Information
Any difference that makes a difference (Bateson).
Experience
The process of going through mental of physical states.
Design
The process of creation of tools and situations that arouse potentially iterative user experiences.
Experience Design
The process of creation of tools and situations that arouse potentially iterative, enhanced and memorable user experiences.
Interaction design
“Interaction design is about shaping our everyday life through digital artifacts – for work, for play, and for entertainment” (Gillian Crampton Smith)
Interaction = mutual or reciprocal action or influence. Dialogue between people and/or artifacts – digital, physical, or systematic – and that dialogue is also behavioral, as it is frequently nonspoken and implicit.

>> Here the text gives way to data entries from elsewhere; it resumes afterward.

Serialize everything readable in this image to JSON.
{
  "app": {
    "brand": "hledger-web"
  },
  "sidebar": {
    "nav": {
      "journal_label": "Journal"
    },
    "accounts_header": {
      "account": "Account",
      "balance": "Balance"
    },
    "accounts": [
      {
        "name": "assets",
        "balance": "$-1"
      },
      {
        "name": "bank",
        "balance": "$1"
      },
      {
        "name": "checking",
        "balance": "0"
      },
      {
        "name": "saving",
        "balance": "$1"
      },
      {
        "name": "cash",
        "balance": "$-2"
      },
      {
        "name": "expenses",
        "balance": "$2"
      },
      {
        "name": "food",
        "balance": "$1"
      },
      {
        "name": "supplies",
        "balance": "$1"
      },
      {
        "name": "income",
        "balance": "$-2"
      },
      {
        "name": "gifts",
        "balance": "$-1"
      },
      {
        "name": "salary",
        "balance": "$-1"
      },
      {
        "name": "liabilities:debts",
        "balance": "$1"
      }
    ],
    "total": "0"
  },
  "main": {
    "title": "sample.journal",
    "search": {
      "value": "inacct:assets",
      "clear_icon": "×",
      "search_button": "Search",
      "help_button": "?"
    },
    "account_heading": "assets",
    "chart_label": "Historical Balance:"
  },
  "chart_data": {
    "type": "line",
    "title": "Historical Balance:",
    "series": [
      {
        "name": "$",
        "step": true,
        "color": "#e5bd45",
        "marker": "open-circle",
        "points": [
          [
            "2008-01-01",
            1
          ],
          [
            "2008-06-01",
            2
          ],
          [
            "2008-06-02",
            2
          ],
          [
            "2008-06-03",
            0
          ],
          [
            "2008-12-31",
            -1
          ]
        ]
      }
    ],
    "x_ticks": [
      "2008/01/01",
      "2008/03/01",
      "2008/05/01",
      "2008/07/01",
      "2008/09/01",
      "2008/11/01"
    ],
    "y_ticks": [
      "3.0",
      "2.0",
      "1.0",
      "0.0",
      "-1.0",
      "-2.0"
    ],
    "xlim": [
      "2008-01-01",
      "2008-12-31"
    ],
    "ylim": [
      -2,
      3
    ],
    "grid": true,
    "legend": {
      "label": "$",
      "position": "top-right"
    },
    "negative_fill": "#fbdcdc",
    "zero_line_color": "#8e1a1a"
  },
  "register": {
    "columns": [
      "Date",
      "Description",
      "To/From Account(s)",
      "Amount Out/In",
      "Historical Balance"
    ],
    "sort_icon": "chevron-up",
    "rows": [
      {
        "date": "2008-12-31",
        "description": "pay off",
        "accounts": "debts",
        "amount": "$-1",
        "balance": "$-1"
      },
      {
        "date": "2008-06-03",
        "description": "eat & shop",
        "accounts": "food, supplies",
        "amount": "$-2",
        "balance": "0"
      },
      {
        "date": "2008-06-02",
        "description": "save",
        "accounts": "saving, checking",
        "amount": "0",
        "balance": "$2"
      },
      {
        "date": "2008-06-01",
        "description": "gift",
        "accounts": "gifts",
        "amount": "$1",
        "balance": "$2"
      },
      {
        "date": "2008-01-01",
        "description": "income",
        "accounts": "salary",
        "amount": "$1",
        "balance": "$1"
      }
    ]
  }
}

Interaction design seeks to establish a dialogue between products, people and physical, cultural and historical contexts.
Interface
Place of interaction.
Design anthropology
L’antropologia del design si pone l’obiettivo di studiare credenze, valori, abitudini, comportamenti in cui si articola la relazione dei soggetti con artefatti, prodotti e servizi, così come continuamente rinegoziata all’interno dei complessi insiemi e contesti socio-culturali di produzione e consumo produttivo.
Design anthropology is an interdisciplinary field that seeks to understand the role of design artifacts and processes in defining what it means to be human. (Dori Tunstall, http://www.adobe.com/designcenter/thinktank/tt_tunstall.html)
Culture
Assembled codes and artifacts always susceptible to critical and creative recombination (Clifford, 1988:12).
Dynamic ensemble, composed of multiple, polyphonic, dissonant shared schematic experiences.
Marketing
Il marketing è la somma degli strumenti attraverso cui si sondano i territori collettivi della cultura alla ricerca di significati culturali che abbiano la potenzialità per essere trasformati, attraverso le reti in esperienze (…) acquistabili al emrcato. (Jeremy Rifkin)
Emergent design
The practice of letting the design emerge from an interaction with the client. The outcome is determined by the interplay between the understanding and goals of the client, the expertise, experience, and aesthetics of the architect, and the environmental and situational constraints of the design space. (David Cavallo, http://www.research.ibm.com/journal/sj/393/part2/cavallo.html)
Semiotics
In A Theory of Semiotics, Umberto Eco (1976) defines semiotics as “the discipline studying everything, which can be used in order to lie.” Eco continues, “Semiotics is concerned with everything that can be taken as a sign. A sign is everything which can be taken as significantly substituting for something else.”
Emotions
Lazarus, 1991: Emotions are organized psychophysiological reactions to news about ongoing relationships with the environment.
Ekman, 1992: Each emotion has unique features: signal, physiology, and antecedent events. Each emotion also has characteristics in common with other emotions: rapid onset, short duration, unbidden occurrence, automatic appraisal, and coherence among responses. (Oatley, 2006: 28)
Mathetics
“Why is there no word in Engish for the art or learning? Webster says that the word pedagogy means the art of teaching. What is missing is the parallel word for learning.” “I would use the noun mathetics for a course on the art of learning.” “My mathetic point is simply that spending relaxed time with a problem leads to getting to know it, and through this, to improving one’s ability to deal with other problems like it. It is not using the rule that solves the problem; it is thinking about the problem that fosters learning” (Papert, 1994).
Point of view
In literature and storytelling, a point of view is the related experience of the narrator, not that of the author.
Brand
The brand can be considered as a semiotic engine, a producer of meaning, that lives inside a product or a service and that animates that product or service (Fiorani, 2006).
Politics
Distribution and use of natural and human resources.
Yoga
A way to inhabit your body so that movement becomes meditation (Wishner, 2004).